An uptick in Channel crossings illustrates that people are increasingly forced to reach the UK via small boats due to a lack of safe and legal avenues to protection. Two people have died making the journey in the past week, while another is missing. UK border officials are reportedly refusing to implement boat turnbacks for fear they will lead to more deaths at sea. Two activists are continuing a hunger strike in Calais to protest the repeated destruction and eviction of migrant camps.

2,669 people reached the UK via sea in October 2021, despite seasonal low temperatures. A record high of 853 migrants arrived on one day in November, surpassing previous records for daily arrivals. Media branding the 20,200 arrivals so far this year a “massive increase” however tend to compare to figures from 2020, when a arrivals were at a near-all-time low due to the coronavirus pandemic stalling international journeys. The number of sea arrivals is not high in comparison to other European states where: 34,000 people arrived on Italy’s shores in 2020, and 40,000 arrived in Spain, while only 8,500 arrived without authorisation by sea in Britain in 2020. Nor is the UK a comparatively popular destination for asylum claims, with only 29,450 applications last year, while Germany and France received 102,500 and 81,800 respectively. The increase in small boat arrivals however is a result of restrictive policies aimed at preventing the arrival of asylum seekers via regular means. “Limited access to, or inadequate safe and legal avenues, are contributing to more people taking alternative means, including crossing the Channel in small boats,” said the UN Migration Agency (IOM) spokesperson. The thinktank Migration Policy Group (MPG) and NGOs have recommended the UK establish resettlement schemes, humanitarian visas and work permit schemes in order to reduce human smuggling and trafficking as well as tragedies at sea.

The perilous nature of the Channel route has again been demonstrated by two recent deaths of people on the move at sea, adding to three lives lost at the end of October. On 3 November, French authorities pulled a person from the water unconscious when they responded to a boat that sank as a result of overcrowding. The man was later pronounced dead, while another person was declared missing. The following day, a dead body was found on a beach near Calais. Two other people, found to be suffering from hypothermia, were taken to hospital. In another tragic incident, a group of Eritreans were hit by a train in Calais, killing one person and seriously injuring three others. French police rescued or intercepted 1,470 people at sea during the first four days of November alone. On November 8 and 9, 210 people were rescued in distress and returned to Calais, Dunkirk or Boulogne.

Officials from the UK’s Border Force are reportedly refusing to carry out “turnbacks” of small boats, despite the government’s insistence on establishing a “maritime deterrent”, for fear they will lead to more deaths at sea. Further, inside sources said pushbacks would never happen in practice due to various safety and legal restrictions: a boat could not be turned back in bad weather, if it was too small, if sea conditions were rough, if it was overcrowded, or if the people onboard did not have lifejackets. The Immigration Services Union (ISU) has also spoken out publicly against the proposal. Beyond the safety issues, ISU spokesperson Lucy Moreton has pointed out that such practices would require the cooperation of the French to receive vessels: “and they’ve been clear . . . they won’t co-operate with this policy as they don’t see this as legal.”

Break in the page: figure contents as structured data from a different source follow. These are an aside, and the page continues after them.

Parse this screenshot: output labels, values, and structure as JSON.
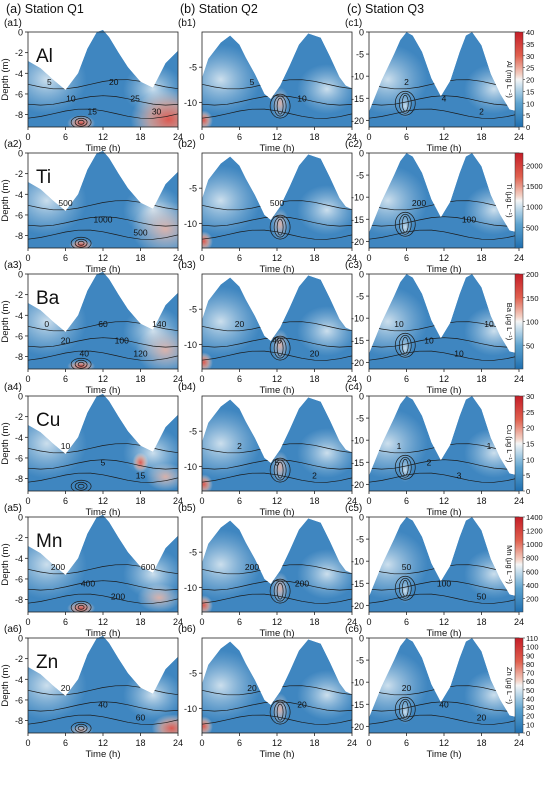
{
  "figure": {
    "station_titles": [
      "(a) Station Q1",
      "(b) Station Q2",
      "(c) Station Q3"
    ],
    "rows": [
      {
        "element": "Al",
        "panel_labels": [
          "(a1)",
          "(b1)",
          "(c1)"
        ],
        "colorbar": {
          "label": "Al (mg L⁻¹)",
          "ticks": [
            0,
            5,
            10,
            15,
            20,
            25,
            30,
            35,
            40
          ],
          "max": 40
        },
        "contour_labels": [
          [
            "5",
            "10",
            "15",
            "20",
            "25",
            "30"
          ],
          [
            "5",
            "10"
          ],
          [
            "2",
            "4",
            "2"
          ]
        ]
      },
      {
        "element": "Ti",
        "panel_labels": [
          "(a2)",
          "(b2)",
          "(c2)"
        ],
        "colorbar": {
          "label": "Ti (μg L⁻¹)",
          "ticks": [
            500,
            1000,
            1500,
            2000
          ],
          "max": 2300
        },
        "contour_labels": [
          [
            "500",
            "1000",
            "500"
          ],
          [
            "500"
          ],
          [
            "200",
            "100"
          ]
        ]
      },
      {
        "element": "Ba",
        "panel_labels": [
          "(a3)",
          "(b3)",
          "(c3)"
        ],
        "colorbar": {
          "label": "Ba (μg L⁻¹)",
          "ticks": [
            50,
            100,
            150,
            200
          ],
          "max": 200
        },
        "contour_labels": [
          [
            "0",
            "20",
            "40",
            "60",
            "100",
            "120",
            "140"
          ],
          [
            "20",
            "40",
            "20"
          ],
          [
            "10",
            "10",
            "10",
            "10"
          ]
        ]
      },
      {
        "element": "Cu",
        "panel_labels": [
          "(a4)",
          "(b4)",
          "(c4)"
        ],
        "colorbar": {
          "label": "Cu (μg L⁻¹)",
          "ticks": [
            0,
            5,
            10,
            15,
            20,
            25,
            30
          ],
          "max": 30
        },
        "contour_labels": [
          [
            "10",
            "5",
            "15"
          ],
          [
            "2",
            "5",
            "2"
          ],
          [
            "1",
            "2",
            "3",
            "1"
          ]
        ]
      },
      {
        "element": "Mn",
        "panel_labels": [
          "(a5)",
          "(b5)",
          "(c5)"
        ],
        "colorbar": {
          "label": "Mn (μg L⁻¹)",
          "ticks": [
            200,
            400,
            600,
            800,
            1000,
            1200,
            1400
          ],
          "max": 1400
        },
        "contour_labels": [
          [
            "200",
            "400",
            "200",
            "600"
          ],
          [
            "200",
            "200"
          ],
          [
            "50",
            "100",
            "50"
          ]
        ]
      },
      {
        "element": "Zn",
        "panel_labels": [
          "(a6)",
          "(b6)",
          "(c6)"
        ],
        "colorbar": {
          "label": "Zn (μg L⁻¹)",
          "ticks": [
            0,
            10,
            20,
            30,
            40,
            50,
            60,
            70,
            80,
            90,
            100,
            110
          ],
          "max": 110
        },
        "contour_labels": [
          [
            "20",
            "40",
            "60"
          ],
          [
            "20",
            "20"
          ],
          [
            "20",
            "40",
            "20"
          ]
        ]
      }
    ]
  },
  "chart_data": {
    "type": "heatmap",
    "xlabel": "Time (h)",
    "ylabel": "Depth (m)",
    "x_ticks": [
      0,
      6,
      12,
      18,
      24
    ],
    "xlim": [
      0,
      24
    ],
    "stations": [
      {
        "name": "Station Q1",
        "ylim": [
          -9.2,
          0
        ],
        "y_ticks": [
          0,
          -2,
          -4,
          -6,
          -8
        ],
        "surface": {
          "x": [
            0,
            2,
            4,
            6,
            8,
            9.5,
            11,
            12,
            13,
            14.5,
            16,
            18,
            20,
            22,
            24
          ],
          "y": [
            -2.8,
            -3.5,
            -4.6,
            -5.6,
            -4.0,
            -1.6,
            0,
            0.2,
            -0.5,
            -2.0,
            -3.4,
            -4.8,
            -5.4,
            -3.0,
            -1.8
          ]
        },
        "bottom": -9.2
      },
      {
        "name": "Station Q2",
        "ylim": [
          -13.5,
          0
        ],
        "y_ticks": [
          -5,
          -10
        ],
        "surface": {
          "x": [
            0,
            1,
            3,
            4.5,
            6,
            7,
            8.5,
            10,
            11,
            12.5,
            14,
            15.5,
            17,
            19,
            20.5,
            22,
            23,
            24
          ],
          "y": [
            -6.5,
            -3.8,
            -1.5,
            -0.5,
            -1.8,
            -3.6,
            -6.0,
            -8.8,
            -9.5,
            -7.6,
            -4.8,
            -1.8,
            -0.2,
            -0.8,
            -3.5,
            -6.4,
            -7.6,
            -8.0
          ]
        },
        "bottom": -13.5
      },
      {
        "name": "Station Q3",
        "ylim": [
          -21.5,
          0
        ],
        "y_ticks": [
          0,
          -5,
          -10,
          -15,
          -20
        ],
        "surface": {
          "x": [
            0,
            2,
            4,
            5,
            6,
            7,
            8.5,
            10,
            11.5,
            13,
            14.5,
            15.5,
            16.5,
            18,
            19.5,
            21,
            22.5,
            24
          ],
          "y": [
            -18.0,
            -11.0,
            -5.0,
            -1.8,
            0,
            -0.8,
            -4.5,
            -10.5,
            -14.5,
            -11.0,
            -4.5,
            -0.8,
            0,
            -3.0,
            -9.5,
            -14.0,
            -17.5,
            -18.0
          ]
        },
        "bottom": -21.5
      }
    ]
  }
}
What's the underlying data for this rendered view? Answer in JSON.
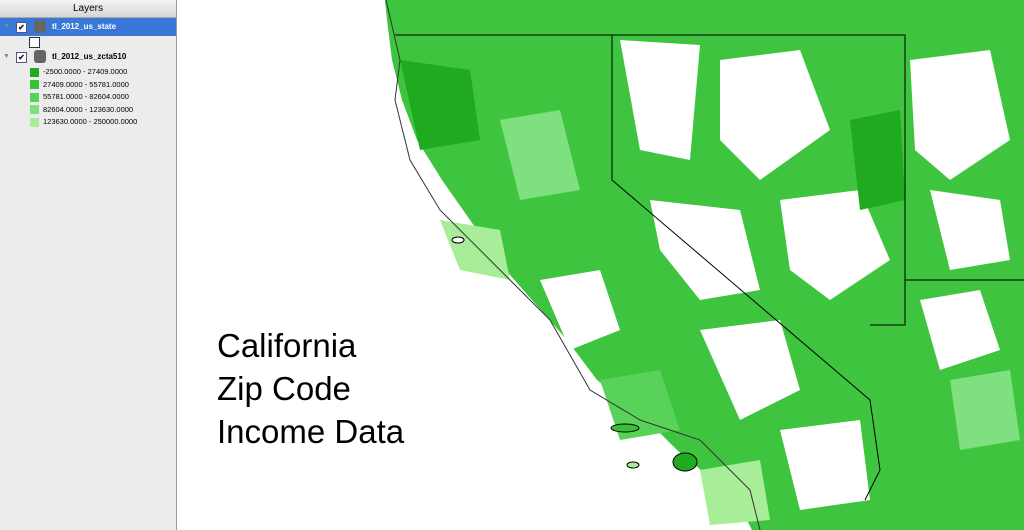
{
  "panel": {
    "title": "Layers"
  },
  "layers": [
    {
      "name": "tl_2012_us_state"
    },
    {
      "name": "tl_2012_us_zcta510",
      "legend": [
        {
          "label": "-2500.0000 - 27409.0000",
          "color": "#1faa1f"
        },
        {
          "label": "27409.0000 - 55781.0000",
          "color": "#36c136"
        },
        {
          "label": "55781.0000 - 82604.0000",
          "color": "#58d258"
        },
        {
          "label": "82604.0000 - 123630.0000",
          "color": "#7fe07f"
        },
        {
          "label": "123630.0000 - 250000.0000",
          "color": "#a8ee98"
        }
      ]
    }
  ],
  "map": {
    "annotation": [
      "California",
      "Zip Code",
      "Income Data"
    ]
  }
}
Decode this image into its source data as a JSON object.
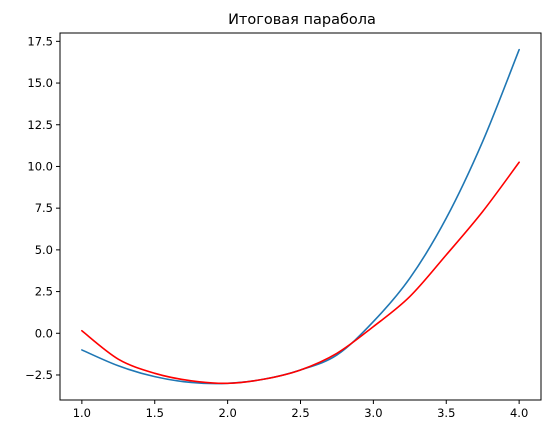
{
  "chart_data": {
    "type": "line",
    "title": "Итоговая парабола",
    "xlabel": "",
    "ylabel": "",
    "xlim": [
      0.85,
      4.15
    ],
    "ylim": [
      -4.0,
      18.0
    ],
    "grid": false,
    "legend": "none",
    "x_ticks": [
      1.0,
      1.5,
      2.0,
      2.5,
      3.0,
      3.5,
      4.0
    ],
    "x_tick_labels": [
      "1.0",
      "1.5",
      "2.0",
      "2.5",
      "3.0",
      "3.5",
      "4.0"
    ],
    "y_ticks": [
      -2.5,
      0.0,
      2.5,
      5.0,
      7.5,
      10.0,
      12.5,
      15.0,
      17.5
    ],
    "y_tick_labels": [
      "−2.5",
      "0.0",
      "2.5",
      "5.0",
      "7.5",
      "10.0",
      "12.5",
      "15.0",
      "17.5"
    ],
    "series": [
      {
        "color": "#1f77b4",
        "x": [
          1.0,
          1.25,
          1.5,
          1.75,
          2.0,
          2.25,
          2.5,
          2.75,
          3.0,
          3.25,
          3.5,
          3.75,
          4.0
        ],
        "y": [
          -1.0,
          -1.95,
          -2.6,
          -2.95,
          -3.0,
          -2.75,
          -2.2,
          -1.3,
          0.7,
          3.3,
          6.9,
          11.5,
          17.0
        ]
      },
      {
        "color": "#ff0000",
        "x": [
          1.0,
          1.25,
          1.5,
          1.75,
          2.0,
          2.25,
          2.5,
          2.75,
          3.0,
          3.25,
          3.5,
          3.75,
          4.0
        ],
        "y": [
          0.15,
          -1.55,
          -2.4,
          -2.85,
          -3.0,
          -2.75,
          -2.2,
          -1.2,
          0.4,
          2.2,
          4.7,
          7.3,
          10.25
        ]
      }
    ]
  }
}
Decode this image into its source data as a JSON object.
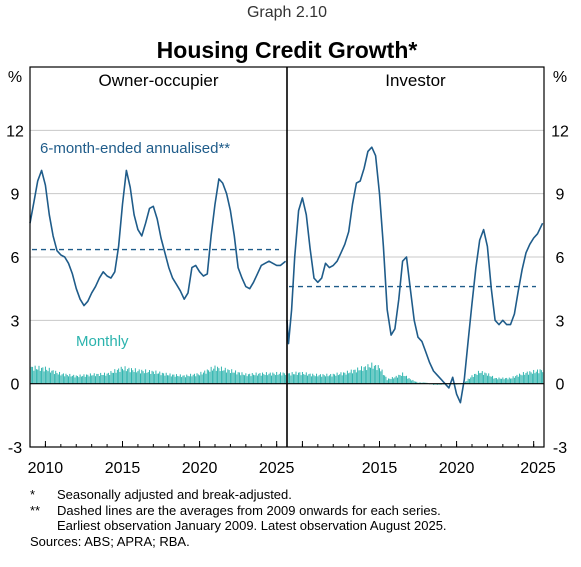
{
  "graph_number": "Graph 2.10",
  "title": "Housing Credit Growth*",
  "footnotes": [
    {
      "mark": "*",
      "text": "Seasonally adjusted and break-adjusted."
    },
    {
      "mark": "**",
      "text": "Dashed lines are the averages from 2009 onwards for each series.\nEarliest observation January 2009. Latest observation August 2025."
    }
  ],
  "source": "Sources: ABS; APRA; RBA.",
  "colors": {
    "line": "#1f5c8a",
    "bars": "#2bb3ad",
    "grid": "#c8c8c8",
    "axis": "#000000"
  },
  "chart_data": {
    "type": "line",
    "y_unit_label_left": "%",
    "y_unit_label_right": "%",
    "ylim": [
      -3,
      15
    ],
    "yticks": [
      -3,
      0,
      3,
      6,
      9,
      12
    ],
    "ytick_labels": [
      "-3",
      "0",
      "3",
      "6",
      "9",
      "12"
    ],
    "grid": true,
    "xlim": [
      2009.0,
      2025.67
    ],
    "xticks": [
      2010,
      2015,
      2020,
      2025
    ],
    "xtick_labels": [
      "2010",
      "2015",
      "2020",
      "2025"
    ],
    "series_annotations": {
      "line": "6-month-ended annualised**",
      "bars": "Monthly"
    },
    "panels": [
      {
        "title": "Owner-occupier",
        "average": 6.35,
        "line": [
          [
            2009.0,
            7.6
          ],
          [
            2009.25,
            8.6
          ],
          [
            2009.5,
            9.6
          ],
          [
            2009.75,
            10.1
          ],
          [
            2010.0,
            9.4
          ],
          [
            2010.25,
            8.0
          ],
          [
            2010.5,
            7.0
          ],
          [
            2010.75,
            6.3
          ],
          [
            2011.0,
            6.1
          ],
          [
            2011.25,
            6.0
          ],
          [
            2011.5,
            5.7
          ],
          [
            2011.75,
            5.2
          ],
          [
            2012.0,
            4.5
          ],
          [
            2012.25,
            4.0
          ],
          [
            2012.5,
            3.7
          ],
          [
            2012.75,
            3.9
          ],
          [
            2013.0,
            4.3
          ],
          [
            2013.25,
            4.6
          ],
          [
            2013.5,
            5.0
          ],
          [
            2013.75,
            5.3
          ],
          [
            2014.0,
            5.1
          ],
          [
            2014.25,
            5.0
          ],
          [
            2014.5,
            5.3
          ],
          [
            2014.75,
            6.5
          ],
          [
            2015.0,
            8.5
          ],
          [
            2015.25,
            10.1
          ],
          [
            2015.5,
            9.3
          ],
          [
            2015.75,
            8.0
          ],
          [
            2016.0,
            7.3
          ],
          [
            2016.25,
            7.0
          ],
          [
            2016.5,
            7.6
          ],
          [
            2016.75,
            8.3
          ],
          [
            2017.0,
            8.4
          ],
          [
            2017.25,
            7.8
          ],
          [
            2017.5,
            6.9
          ],
          [
            2017.75,
            6.2
          ],
          [
            2018.0,
            5.5
          ],
          [
            2018.25,
            5.0
          ],
          [
            2018.5,
            4.7
          ],
          [
            2018.75,
            4.4
          ],
          [
            2019.0,
            4.0
          ],
          [
            2019.25,
            4.3
          ],
          [
            2019.5,
            5.5
          ],
          [
            2019.75,
            5.6
          ],
          [
            2020.0,
            5.3
          ],
          [
            2020.25,
            5.1
          ],
          [
            2020.5,
            5.2
          ],
          [
            2020.75,
            7.0
          ],
          [
            2021.0,
            8.5
          ],
          [
            2021.25,
            9.7
          ],
          [
            2021.5,
            9.5
          ],
          [
            2021.75,
            9.0
          ],
          [
            2022.0,
            8.2
          ],
          [
            2022.25,
            7.0
          ],
          [
            2022.5,
            5.5
          ],
          [
            2022.75,
            5.0
          ],
          [
            2023.0,
            4.6
          ],
          [
            2023.25,
            4.5
          ],
          [
            2023.5,
            4.8
          ],
          [
            2023.75,
            5.2
          ],
          [
            2024.0,
            5.6
          ],
          [
            2024.25,
            5.7
          ],
          [
            2024.5,
            5.8
          ],
          [
            2024.75,
            5.7
          ],
          [
            2025.0,
            5.6
          ],
          [
            2025.25,
            5.6
          ],
          [
            2025.58,
            5.8
          ]
        ],
        "monthly_bars_approx": [
          [
            2009.0,
            0.75
          ],
          [
            2010.0,
            0.7
          ],
          [
            2011.0,
            0.45
          ],
          [
            2012.0,
            0.35
          ],
          [
            2013.0,
            0.42
          ],
          [
            2014.0,
            0.45
          ],
          [
            2015.0,
            0.72
          ],
          [
            2016.0,
            0.6
          ],
          [
            2017.0,
            0.55
          ],
          [
            2018.0,
            0.42
          ],
          [
            2019.0,
            0.36
          ],
          [
            2020.0,
            0.45
          ],
          [
            2021.0,
            0.75
          ],
          [
            2022.0,
            0.6
          ],
          [
            2023.0,
            0.42
          ],
          [
            2024.0,
            0.46
          ],
          [
            2025.0,
            0.47
          ],
          [
            2025.67,
            0.48
          ]
        ]
      },
      {
        "title": "Investor",
        "average": 4.6,
        "line": [
          [
            2009.0,
            3.0
          ],
          [
            2009.1,
            1.9
          ],
          [
            2009.3,
            3.5
          ],
          [
            2009.5,
            6.0
          ],
          [
            2009.75,
            8.2
          ],
          [
            2010.0,
            8.8
          ],
          [
            2010.25,
            8.0
          ],
          [
            2010.5,
            6.4
          ],
          [
            2010.75,
            5.0
          ],
          [
            2011.0,
            4.8
          ],
          [
            2011.25,
            5.0
          ],
          [
            2011.5,
            5.7
          ],
          [
            2011.75,
            5.5
          ],
          [
            2012.0,
            5.6
          ],
          [
            2012.25,
            5.8
          ],
          [
            2012.5,
            6.2
          ],
          [
            2012.75,
            6.6
          ],
          [
            2013.0,
            7.2
          ],
          [
            2013.25,
            8.5
          ],
          [
            2013.5,
            9.5
          ],
          [
            2013.75,
            9.6
          ],
          [
            2014.0,
            10.2
          ],
          [
            2014.25,
            11.0
          ],
          [
            2014.5,
            11.2
          ],
          [
            2014.75,
            10.8
          ],
          [
            2015.0,
            9.0
          ],
          [
            2015.25,
            6.5
          ],
          [
            2015.5,
            3.5
          ],
          [
            2015.75,
            2.3
          ],
          [
            2016.0,
            2.6
          ],
          [
            2016.25,
            4.0
          ],
          [
            2016.5,
            5.8
          ],
          [
            2016.75,
            6.0
          ],
          [
            2017.0,
            4.5
          ],
          [
            2017.25,
            3.0
          ],
          [
            2017.5,
            2.2
          ],
          [
            2017.75,
            2.0
          ],
          [
            2018.0,
            1.5
          ],
          [
            2018.25,
            1.0
          ],
          [
            2018.5,
            0.6
          ],
          [
            2018.75,
            0.4
          ],
          [
            2019.0,
            0.2
          ],
          [
            2019.25,
            0.0
          ],
          [
            2019.5,
            -0.2
          ],
          [
            2019.75,
            0.3
          ],
          [
            2020.0,
            -0.5
          ],
          [
            2020.25,
            -0.9
          ],
          [
            2020.5,
            0.2
          ],
          [
            2020.75,
            2.0
          ],
          [
            2021.0,
            3.8
          ],
          [
            2021.25,
            5.5
          ],
          [
            2021.5,
            6.8
          ],
          [
            2021.75,
            7.3
          ],
          [
            2022.0,
            6.5
          ],
          [
            2022.25,
            4.5
          ],
          [
            2022.5,
            3.0
          ],
          [
            2022.75,
            2.8
          ],
          [
            2023.0,
            3.0
          ],
          [
            2023.25,
            2.8
          ],
          [
            2023.5,
            2.8
          ],
          [
            2023.75,
            3.3
          ],
          [
            2024.0,
            4.4
          ],
          [
            2024.25,
            5.4
          ],
          [
            2024.5,
            6.2
          ],
          [
            2024.75,
            6.6
          ],
          [
            2025.0,
            6.9
          ],
          [
            2025.25,
            7.1
          ],
          [
            2025.58,
            7.6
          ]
        ],
        "monthly_bars_approx": [
          [
            2009.0,
            0.45
          ],
          [
            2009.8,
            0.5
          ],
          [
            2010.8,
            0.4
          ],
          [
            2011.8,
            0.4
          ],
          [
            2012.8,
            0.5
          ],
          [
            2013.8,
            0.7
          ],
          [
            2014.5,
            0.85
          ],
          [
            2015.0,
            0.75
          ],
          [
            2015.5,
            0.2
          ],
          [
            2016.0,
            0.3
          ],
          [
            2016.5,
            0.45
          ],
          [
            2017.0,
            0.2
          ],
          [
            2017.5,
            0.05
          ],
          [
            2018.0,
            0.05
          ],
          [
            2018.5,
            -0.05
          ],
          [
            2019.0,
            -0.05
          ],
          [
            2019.5,
            0.0
          ],
          [
            2020.0,
            -0.05
          ],
          [
            2020.5,
            0.05
          ],
          [
            2021.0,
            0.35
          ],
          [
            2021.5,
            0.55
          ],
          [
            2022.0,
            0.45
          ],
          [
            2022.5,
            0.25
          ],
          [
            2023.0,
            0.25
          ],
          [
            2023.5,
            0.25
          ],
          [
            2024.0,
            0.4
          ],
          [
            2024.5,
            0.5
          ],
          [
            2025.0,
            0.55
          ],
          [
            2025.67,
            0.65
          ]
        ]
      }
    ]
  }
}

Three French activists in Calais have been on hunger strike since 11 October over the “inhuman and degrading treatment” of migrants. The strike – which demands a moratorium on evictions and confiscation of tents and belongings over the winter – comes as society groups continue to decry evictions and police harassment of people on the move in the area. Since the beginning of the year, the NGO group Human Rights Observers have witnessed the seizure or destruction of at least 5,855 tents and tarpaulins by French authorities. The group says 72 per cent of people who go to seek their confiscated belongings are unable to find them again. After 25 days without food, the Jesuit priest Philippe Demeestère chose to end his strike on 4 November in order to return to his charitable activities, but maintains his support for the other strikers. More than 300 people from the French solidarity network Emmaus have joined in a one-day fasting event to support the cause, and rallies are taking place in Calais and Briançon on 13 November.